Friday, April 22, 2005

Our Broader Values

Sean Gonsalves is dead on here. The Judeo-Christian values I cherish in Scripture are not limited to one-liners to be cherry-picked for proof-texting in the latest political argument.

They are the filter through which all I encounter should be strained for its spiritual worth.

What's the Fix Mr. Buckley

The conservative icon has put his finger on my biggest hot button in recent years. Bill Buckley reports that - in spite of selective government scrutiny - the rape of public corporation coffers by cannibalistic company officers is proceeding virtually unchecked.

Bill is his surgically concise self in citing Viacom as one gross example. What he leaves completely without mention is how we check such rampant abuse.

Is it unreasonable to tie officers' compensation, at least beyond base salary, to the performance of the company?

Wednesday, April 20, 2005

Absolute Relativity

Barbara O'Brien says a lot of what I think a lot better than I could in her post at The American Street. Well said Barbara.

Tuesday, April 19, 2005

Ratzinger Rants

The papal conclave opened with a conservative rant worthy of the best American wingnut! What Cardinal Ratzinger of Germany said to rally the conservative "princes" send a chill through my more inclusive Christian heart.

In decribing what he calls a "dictatorship of relativism", he seems to indicate anyone, like me, who doesn't share his brand of absolute Truth is selfishly self-centered by definition.

This thinking seems to come from the same siege mentality that led Church leaders, John-Paul II included, to deny, hide, and cover up sexual abuse by U. S. priests to the everlasting detriment of the institution.
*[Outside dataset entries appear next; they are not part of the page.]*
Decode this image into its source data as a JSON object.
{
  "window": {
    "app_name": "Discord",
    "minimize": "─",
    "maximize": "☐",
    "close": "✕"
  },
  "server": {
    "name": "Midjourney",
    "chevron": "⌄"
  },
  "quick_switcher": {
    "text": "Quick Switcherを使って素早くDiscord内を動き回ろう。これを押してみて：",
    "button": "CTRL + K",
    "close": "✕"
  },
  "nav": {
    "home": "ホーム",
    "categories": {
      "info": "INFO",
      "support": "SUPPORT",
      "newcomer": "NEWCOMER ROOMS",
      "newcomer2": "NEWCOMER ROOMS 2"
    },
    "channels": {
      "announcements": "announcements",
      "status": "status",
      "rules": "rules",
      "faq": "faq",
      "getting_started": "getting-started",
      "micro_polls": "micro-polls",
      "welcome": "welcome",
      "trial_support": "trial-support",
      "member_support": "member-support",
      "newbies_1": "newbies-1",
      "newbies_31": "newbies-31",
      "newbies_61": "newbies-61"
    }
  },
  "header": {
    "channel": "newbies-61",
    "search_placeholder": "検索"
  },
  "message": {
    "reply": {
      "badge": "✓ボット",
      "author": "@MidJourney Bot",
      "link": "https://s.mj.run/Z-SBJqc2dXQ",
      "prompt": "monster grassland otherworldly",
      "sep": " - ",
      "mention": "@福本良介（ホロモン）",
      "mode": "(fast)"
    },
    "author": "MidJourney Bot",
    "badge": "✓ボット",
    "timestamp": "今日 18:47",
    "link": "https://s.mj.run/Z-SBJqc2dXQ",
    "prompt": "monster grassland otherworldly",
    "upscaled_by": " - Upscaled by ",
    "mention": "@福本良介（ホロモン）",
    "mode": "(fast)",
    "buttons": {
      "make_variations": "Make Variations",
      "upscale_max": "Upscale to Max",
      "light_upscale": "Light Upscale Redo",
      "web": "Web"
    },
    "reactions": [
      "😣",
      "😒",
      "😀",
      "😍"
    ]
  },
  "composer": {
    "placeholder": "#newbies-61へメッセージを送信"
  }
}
I use my God-given judgment to discern degrees of good, evil, right, and wrong in the procession of life's events that meet me daily. I try to look past my personal immediate gratification in seeking to do the next right thing. I think this makes my theology more personal but not necessarily more selfish.

The world has enough lines in the sand. I don't believe Christ would have true disciples out drawing more.

Thursday, April 07, 2005

A Culture of Life, and Another One

I can't attribute this post as well as I would like because what got me off the dime to post again was something I caught in passing.

Pat Buchanan was on one of the cable news shows, and was asked about the extent to which Bush and the Pope disagreed on the death penalty. Pat, in comparing the Schiavo case to executions, called one the killing of the innocent and the other the killing of the guilty.

I think this sums up one problem with the culture of life fringe. They believe in multiple cultures in which they get to draw the dividing lines between them. They think they should decide where the culture of life ends and the culture of death begins, and they still don't think they're moral relativists. Go figure.